12期の広場

12期の広場

掲示板

「小出楢重と大・大阪時代」(その2)の講演会に参加して

7組 上野裕通
 
 令和5年11月26日(日)此花区民センター「一休ホール」4階会議室で「小出楢重と大・大阪時代」(その2)の講演会がありました。講師は同級生の画家である圓尾博一君(3年6組)で、令和4年に続いての二回目です。同級生の参加者は、松田修藏君(6組)と伊東慎一郎君(7組)と私の3名でしたが、此花歴史研究会の例会でもあり、盛況でした。
 明治20年(1887年)生まれの小出楢重は昭和6年(1931年)、43歳で亡くなります。
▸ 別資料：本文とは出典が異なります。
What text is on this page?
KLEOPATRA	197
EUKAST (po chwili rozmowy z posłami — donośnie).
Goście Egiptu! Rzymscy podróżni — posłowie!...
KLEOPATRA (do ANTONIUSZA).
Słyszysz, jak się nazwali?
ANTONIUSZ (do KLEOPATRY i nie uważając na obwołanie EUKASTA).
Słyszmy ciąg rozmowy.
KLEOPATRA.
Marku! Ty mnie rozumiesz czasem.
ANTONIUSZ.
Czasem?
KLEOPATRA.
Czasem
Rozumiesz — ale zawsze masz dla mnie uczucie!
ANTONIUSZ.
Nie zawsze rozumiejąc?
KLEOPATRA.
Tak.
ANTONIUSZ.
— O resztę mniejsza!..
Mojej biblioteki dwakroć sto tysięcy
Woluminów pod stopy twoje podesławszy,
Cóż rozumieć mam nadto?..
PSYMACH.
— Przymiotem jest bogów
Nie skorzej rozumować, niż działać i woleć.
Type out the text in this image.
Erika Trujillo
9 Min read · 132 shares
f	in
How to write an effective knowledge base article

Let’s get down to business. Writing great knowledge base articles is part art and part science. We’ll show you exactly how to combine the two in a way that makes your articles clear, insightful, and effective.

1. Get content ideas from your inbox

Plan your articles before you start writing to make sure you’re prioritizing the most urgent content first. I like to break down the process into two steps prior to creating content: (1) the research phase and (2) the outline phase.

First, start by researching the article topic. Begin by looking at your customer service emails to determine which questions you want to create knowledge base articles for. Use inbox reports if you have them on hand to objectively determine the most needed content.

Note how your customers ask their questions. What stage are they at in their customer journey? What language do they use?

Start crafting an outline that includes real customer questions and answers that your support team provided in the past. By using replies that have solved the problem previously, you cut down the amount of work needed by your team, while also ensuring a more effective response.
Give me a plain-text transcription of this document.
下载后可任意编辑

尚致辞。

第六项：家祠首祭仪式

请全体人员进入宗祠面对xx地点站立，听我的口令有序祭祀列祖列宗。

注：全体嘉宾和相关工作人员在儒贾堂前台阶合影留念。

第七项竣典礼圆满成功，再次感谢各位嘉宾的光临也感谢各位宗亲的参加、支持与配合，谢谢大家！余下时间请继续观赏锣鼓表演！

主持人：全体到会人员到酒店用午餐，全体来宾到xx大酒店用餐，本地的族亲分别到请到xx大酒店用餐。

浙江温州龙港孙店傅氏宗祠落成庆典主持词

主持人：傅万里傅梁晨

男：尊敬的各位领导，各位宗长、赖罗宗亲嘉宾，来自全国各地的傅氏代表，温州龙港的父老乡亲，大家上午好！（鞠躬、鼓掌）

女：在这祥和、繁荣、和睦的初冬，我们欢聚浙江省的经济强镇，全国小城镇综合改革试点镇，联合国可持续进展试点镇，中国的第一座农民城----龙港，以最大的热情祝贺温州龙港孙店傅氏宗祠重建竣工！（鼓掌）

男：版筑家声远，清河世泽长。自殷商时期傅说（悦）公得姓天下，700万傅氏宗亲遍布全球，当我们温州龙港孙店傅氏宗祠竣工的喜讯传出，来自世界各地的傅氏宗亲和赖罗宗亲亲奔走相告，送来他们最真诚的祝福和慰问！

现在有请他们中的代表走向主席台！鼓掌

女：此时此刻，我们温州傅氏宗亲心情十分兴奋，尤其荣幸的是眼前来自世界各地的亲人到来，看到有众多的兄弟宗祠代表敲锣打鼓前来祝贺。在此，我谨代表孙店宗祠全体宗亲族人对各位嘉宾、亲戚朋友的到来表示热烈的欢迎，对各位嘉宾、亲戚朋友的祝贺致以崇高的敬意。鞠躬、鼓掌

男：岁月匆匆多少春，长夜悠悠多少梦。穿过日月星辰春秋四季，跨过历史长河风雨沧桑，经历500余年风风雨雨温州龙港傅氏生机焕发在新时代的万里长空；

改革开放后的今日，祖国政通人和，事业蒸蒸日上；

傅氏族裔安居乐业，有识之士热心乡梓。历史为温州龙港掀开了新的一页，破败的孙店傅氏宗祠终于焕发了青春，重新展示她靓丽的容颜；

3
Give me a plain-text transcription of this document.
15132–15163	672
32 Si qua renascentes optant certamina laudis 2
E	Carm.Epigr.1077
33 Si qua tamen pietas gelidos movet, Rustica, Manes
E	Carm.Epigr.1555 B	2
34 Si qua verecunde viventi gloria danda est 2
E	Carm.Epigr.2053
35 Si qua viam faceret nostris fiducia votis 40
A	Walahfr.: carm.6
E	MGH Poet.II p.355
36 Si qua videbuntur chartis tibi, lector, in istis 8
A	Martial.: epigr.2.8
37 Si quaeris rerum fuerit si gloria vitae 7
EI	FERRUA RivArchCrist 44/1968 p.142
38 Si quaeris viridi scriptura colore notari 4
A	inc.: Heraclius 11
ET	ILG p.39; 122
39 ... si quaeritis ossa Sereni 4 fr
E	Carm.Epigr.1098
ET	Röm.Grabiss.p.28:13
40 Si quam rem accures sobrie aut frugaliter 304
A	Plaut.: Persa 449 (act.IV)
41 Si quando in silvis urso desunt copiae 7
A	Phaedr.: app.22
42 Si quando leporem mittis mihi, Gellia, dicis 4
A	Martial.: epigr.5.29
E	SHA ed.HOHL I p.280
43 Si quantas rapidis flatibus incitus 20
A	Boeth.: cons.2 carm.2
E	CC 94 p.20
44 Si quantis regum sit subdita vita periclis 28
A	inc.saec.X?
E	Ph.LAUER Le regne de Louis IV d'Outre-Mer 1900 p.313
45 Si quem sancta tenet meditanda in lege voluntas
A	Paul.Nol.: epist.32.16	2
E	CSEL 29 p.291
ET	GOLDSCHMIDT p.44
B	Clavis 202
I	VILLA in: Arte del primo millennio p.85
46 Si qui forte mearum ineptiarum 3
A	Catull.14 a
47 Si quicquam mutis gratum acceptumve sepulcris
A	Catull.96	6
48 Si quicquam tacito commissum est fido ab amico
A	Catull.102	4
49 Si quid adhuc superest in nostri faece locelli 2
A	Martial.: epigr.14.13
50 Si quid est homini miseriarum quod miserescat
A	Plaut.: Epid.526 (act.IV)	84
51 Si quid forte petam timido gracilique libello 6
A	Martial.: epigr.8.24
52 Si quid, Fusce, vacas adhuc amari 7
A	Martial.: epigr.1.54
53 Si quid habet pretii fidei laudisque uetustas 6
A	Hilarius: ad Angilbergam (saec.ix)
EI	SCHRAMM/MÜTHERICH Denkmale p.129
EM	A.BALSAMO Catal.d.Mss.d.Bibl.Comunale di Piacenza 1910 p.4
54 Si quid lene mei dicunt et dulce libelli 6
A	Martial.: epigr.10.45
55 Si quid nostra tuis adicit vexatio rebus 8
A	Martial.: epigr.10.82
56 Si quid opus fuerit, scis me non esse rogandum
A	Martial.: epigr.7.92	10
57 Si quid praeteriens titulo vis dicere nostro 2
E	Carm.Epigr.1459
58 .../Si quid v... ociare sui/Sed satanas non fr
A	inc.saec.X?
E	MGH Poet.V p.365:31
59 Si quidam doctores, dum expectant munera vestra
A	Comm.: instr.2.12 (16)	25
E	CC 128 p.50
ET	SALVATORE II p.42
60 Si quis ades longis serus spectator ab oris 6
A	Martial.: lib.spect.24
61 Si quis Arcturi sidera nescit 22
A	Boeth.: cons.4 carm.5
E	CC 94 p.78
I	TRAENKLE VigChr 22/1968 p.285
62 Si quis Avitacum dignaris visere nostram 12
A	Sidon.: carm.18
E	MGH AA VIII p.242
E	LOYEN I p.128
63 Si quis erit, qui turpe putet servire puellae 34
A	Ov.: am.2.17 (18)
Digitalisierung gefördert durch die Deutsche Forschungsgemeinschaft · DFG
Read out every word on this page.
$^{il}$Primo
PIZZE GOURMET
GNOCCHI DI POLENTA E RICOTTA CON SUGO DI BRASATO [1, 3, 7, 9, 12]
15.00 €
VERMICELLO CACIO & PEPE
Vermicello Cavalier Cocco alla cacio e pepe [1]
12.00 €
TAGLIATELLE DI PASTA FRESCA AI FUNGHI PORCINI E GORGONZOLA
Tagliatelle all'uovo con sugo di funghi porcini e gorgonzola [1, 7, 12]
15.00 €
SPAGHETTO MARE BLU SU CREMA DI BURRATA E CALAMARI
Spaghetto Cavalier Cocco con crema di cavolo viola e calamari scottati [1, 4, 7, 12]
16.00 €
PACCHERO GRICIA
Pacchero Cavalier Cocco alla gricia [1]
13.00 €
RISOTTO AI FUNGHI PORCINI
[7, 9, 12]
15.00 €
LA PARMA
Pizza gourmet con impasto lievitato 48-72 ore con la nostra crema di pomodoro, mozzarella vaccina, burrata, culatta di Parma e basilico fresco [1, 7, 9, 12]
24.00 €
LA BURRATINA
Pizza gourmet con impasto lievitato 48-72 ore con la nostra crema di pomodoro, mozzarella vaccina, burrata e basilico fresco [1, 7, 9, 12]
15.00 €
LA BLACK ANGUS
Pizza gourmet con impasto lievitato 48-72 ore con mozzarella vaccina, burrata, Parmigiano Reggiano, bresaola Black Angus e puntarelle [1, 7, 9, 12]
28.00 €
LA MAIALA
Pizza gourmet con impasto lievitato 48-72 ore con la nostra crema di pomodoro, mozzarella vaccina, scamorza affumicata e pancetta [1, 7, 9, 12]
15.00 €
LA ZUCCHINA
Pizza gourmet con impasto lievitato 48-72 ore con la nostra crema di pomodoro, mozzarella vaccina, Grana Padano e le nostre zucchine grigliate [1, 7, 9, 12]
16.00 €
その生涯について、圓尾君は、当時の世界情勢、小出楢重と日本の画家、文学者との交流、フランスでの貴重な経験等について詳しく調べられ、分かりやすく話されました。
 小出楢重は、明治33年(1900年)第1期生として市岡中学に入学、心疾患で1年間休学したため、卒業時は2期生と同じでした。そのお陰で小出楢重には、津田勝五郎ら2期生との交流はもちろんのこと、1期生の信時潔、石浜純太郎、坂村養三、熊野徳義、中谷義一郎らとの交流もあり、友達に恵まれていました。後に、世に「裸婦の小出」と名声を博した小出楢重の市岡中学時代です。 画家は、人間とはいったい何なのかを追求する。そのために自画像を描く。また「なぜ、男は女性の裸像を描くのか。」それは、キリスト教の考え方からやギリシャ神話「パンドラの箱」を男性はあけてはいけないと言われていたのに開けてしまったということからきているという含蓄のある説明がありました。
 小出楢重はフランスに行ってから外国の画家から学ぶことも多く、影響を受けたようです。フランスから帰ってきてからは洋服姿になっています。今から100年前、1923年9月1日に関東大震災が発生しましたが、そのため、関東から多くの人が関西、大阪にやって来て、大・大阪時代が始まっています。岸田劉生が京都に来たこともあったそうです。
 谷崎潤一郎が「蓼喰う虫」を書き出した頃、挿絵を小出楢重が描き、潤一郎は、蓼喰う虫をすらすら書けたのは小出の挿絵のお陰だと言っていたとのエピソードもあったとか。
 1920年から1930年代は世界も戦争の危機感があり、画家は当局のいうことを聞かないと絵具や筆など手に入らなかったらしい。1937年、信時潔は日本放送協会からの委嘱により「海ゆかば」を作曲しています。天皇のためには命を惜しまず死んでいった時代の曲であり、第二国歌と言われていたようです。当時、芸術家はお上からの恩恵がなければ生きて行けなかった時代であったのでしょうね。
 しかし、小出楢重は生涯を通じて思い切り裸婦を描いて生き抜いたと締めくくられました。
 圓尾君の講演は具体的な場面を想像させながら聞き手に分りやすく話されるので、とても興味をもって聴き取ることができました。